Stacked two high, the two-ton steel rectangular boxes weighed
enough to keep the throng of dead from displacing them and were too
tall for the creatures to climb over. Although a tight fit because
of the Osprey’s twin tilt rotors, the President’s bird still had
sufficient clearance for takeoff and landings.

President Clay ran her fingers through her
shoulder length black hair. The last time she dared look in a
mirror she had noticed an abundance of new ‘grays’ no doubt brought
on by her rapid ascension to the office of President and the toll
two short weeks of hell had taken on her.

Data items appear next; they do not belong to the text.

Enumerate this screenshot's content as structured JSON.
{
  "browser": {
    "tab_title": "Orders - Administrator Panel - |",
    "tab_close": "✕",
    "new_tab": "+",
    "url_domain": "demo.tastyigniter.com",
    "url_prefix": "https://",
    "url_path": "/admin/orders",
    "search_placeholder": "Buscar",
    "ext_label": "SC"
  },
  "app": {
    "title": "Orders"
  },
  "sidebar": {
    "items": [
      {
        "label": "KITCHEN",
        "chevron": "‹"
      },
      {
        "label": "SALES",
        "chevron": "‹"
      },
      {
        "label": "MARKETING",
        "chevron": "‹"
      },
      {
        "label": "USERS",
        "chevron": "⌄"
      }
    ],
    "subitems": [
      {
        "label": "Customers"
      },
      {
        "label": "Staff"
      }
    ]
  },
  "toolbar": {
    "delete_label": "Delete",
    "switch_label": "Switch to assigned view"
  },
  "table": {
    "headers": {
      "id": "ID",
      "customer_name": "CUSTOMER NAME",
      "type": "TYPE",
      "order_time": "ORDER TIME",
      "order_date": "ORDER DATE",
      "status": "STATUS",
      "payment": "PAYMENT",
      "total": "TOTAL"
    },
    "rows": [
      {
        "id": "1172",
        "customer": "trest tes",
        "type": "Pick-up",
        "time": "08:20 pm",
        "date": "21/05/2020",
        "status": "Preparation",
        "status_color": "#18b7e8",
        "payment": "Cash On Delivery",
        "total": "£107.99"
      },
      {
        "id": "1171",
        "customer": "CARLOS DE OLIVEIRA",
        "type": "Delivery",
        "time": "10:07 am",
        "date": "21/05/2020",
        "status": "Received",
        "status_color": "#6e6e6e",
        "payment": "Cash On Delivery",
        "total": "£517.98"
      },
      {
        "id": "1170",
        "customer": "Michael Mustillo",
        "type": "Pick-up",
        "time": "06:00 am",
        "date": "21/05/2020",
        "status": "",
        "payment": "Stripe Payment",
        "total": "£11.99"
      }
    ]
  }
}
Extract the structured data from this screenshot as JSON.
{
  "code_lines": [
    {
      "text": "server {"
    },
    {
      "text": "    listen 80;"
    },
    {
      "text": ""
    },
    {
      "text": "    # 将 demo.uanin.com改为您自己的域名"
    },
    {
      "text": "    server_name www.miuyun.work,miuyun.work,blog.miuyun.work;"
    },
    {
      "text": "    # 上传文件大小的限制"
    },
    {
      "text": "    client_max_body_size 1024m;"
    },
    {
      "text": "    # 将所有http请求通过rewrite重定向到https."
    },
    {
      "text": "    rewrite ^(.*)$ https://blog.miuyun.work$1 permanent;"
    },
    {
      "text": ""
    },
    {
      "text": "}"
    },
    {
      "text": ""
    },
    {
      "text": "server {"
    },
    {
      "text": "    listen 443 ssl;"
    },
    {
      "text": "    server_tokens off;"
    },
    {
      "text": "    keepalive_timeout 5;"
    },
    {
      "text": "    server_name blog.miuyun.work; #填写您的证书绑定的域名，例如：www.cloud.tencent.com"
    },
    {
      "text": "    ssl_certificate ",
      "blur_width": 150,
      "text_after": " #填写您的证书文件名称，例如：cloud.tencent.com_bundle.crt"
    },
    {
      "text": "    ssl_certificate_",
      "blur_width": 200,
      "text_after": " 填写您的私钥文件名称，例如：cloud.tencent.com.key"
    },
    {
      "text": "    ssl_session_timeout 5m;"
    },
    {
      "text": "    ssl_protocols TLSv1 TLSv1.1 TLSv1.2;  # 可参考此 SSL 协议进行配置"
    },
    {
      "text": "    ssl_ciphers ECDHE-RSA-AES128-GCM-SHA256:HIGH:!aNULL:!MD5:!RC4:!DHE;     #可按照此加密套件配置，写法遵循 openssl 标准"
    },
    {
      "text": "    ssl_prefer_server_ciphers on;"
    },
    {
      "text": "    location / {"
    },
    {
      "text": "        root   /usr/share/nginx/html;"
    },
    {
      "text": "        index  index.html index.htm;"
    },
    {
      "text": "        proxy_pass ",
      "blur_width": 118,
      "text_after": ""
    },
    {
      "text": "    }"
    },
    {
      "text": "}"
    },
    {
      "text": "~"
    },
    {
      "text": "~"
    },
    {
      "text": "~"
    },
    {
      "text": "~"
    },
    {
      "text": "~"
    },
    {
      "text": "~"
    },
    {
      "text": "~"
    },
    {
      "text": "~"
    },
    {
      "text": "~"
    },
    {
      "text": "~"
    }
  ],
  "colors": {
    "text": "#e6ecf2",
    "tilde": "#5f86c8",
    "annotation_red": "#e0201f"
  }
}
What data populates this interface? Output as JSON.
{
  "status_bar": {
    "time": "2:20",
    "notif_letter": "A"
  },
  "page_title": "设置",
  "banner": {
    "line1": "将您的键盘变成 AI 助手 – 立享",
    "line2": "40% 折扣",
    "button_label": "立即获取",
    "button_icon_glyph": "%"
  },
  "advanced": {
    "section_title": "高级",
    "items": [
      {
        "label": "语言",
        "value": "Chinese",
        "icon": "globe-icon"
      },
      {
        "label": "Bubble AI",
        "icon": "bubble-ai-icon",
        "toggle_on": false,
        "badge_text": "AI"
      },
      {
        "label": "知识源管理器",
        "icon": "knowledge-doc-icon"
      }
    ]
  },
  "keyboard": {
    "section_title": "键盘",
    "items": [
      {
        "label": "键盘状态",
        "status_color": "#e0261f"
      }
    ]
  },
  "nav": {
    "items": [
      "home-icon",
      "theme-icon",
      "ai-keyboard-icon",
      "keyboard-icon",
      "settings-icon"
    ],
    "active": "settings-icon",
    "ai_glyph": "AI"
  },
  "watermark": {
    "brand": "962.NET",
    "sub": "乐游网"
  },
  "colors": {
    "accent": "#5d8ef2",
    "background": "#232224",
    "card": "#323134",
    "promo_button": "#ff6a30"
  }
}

Mount Saint Helens, Mount Rainier and the
Gifford Pinchot wilderness area of her home state of Washington had
been on her mind all morning. Missed were the fragrant tall pines,
clean air, and abundant wildlife.

Screw the radiation
, she said to
herself. This was no way to live; cooped up with a million tons of
rock parked directly over her head made her feel no different than
one of those things on the monitor. No—she was still alive—and she
had made up her mind.

She called in her senior Secret Service Agent
Adam Cross. The former Special Forces operator, with multiple
combat deployments under his belt, had been on her protection
detail since she was Speaker of the House. Now as President of the
United States her armed entourage had doubled in size, surrounding
her everywhere she went. Agent Cross was fiercely loyal. He would
not only take a bullet for her, the tall blonde shooter would also
get in the way of a Z bite for her.

The President sprang her ambush the second
Agent Cross entered the low-ceilinged war room. “I’ve thought this
over six ways from Sunday,” she said confidently. “I’m going to
go... I can still make it in time if we hustle. Get the flight crew
ready, I want to be wheels up in five—
that is an order
.”

Cross hailed the Osprey crew who were suited
up and standing by on Alert 5—which meant they were ready to go and
could be airborne in less than five minutes. The Marine Major and
the rest of her four-man crew jumped at once and were in the
elevator heading to the surface in under a minute.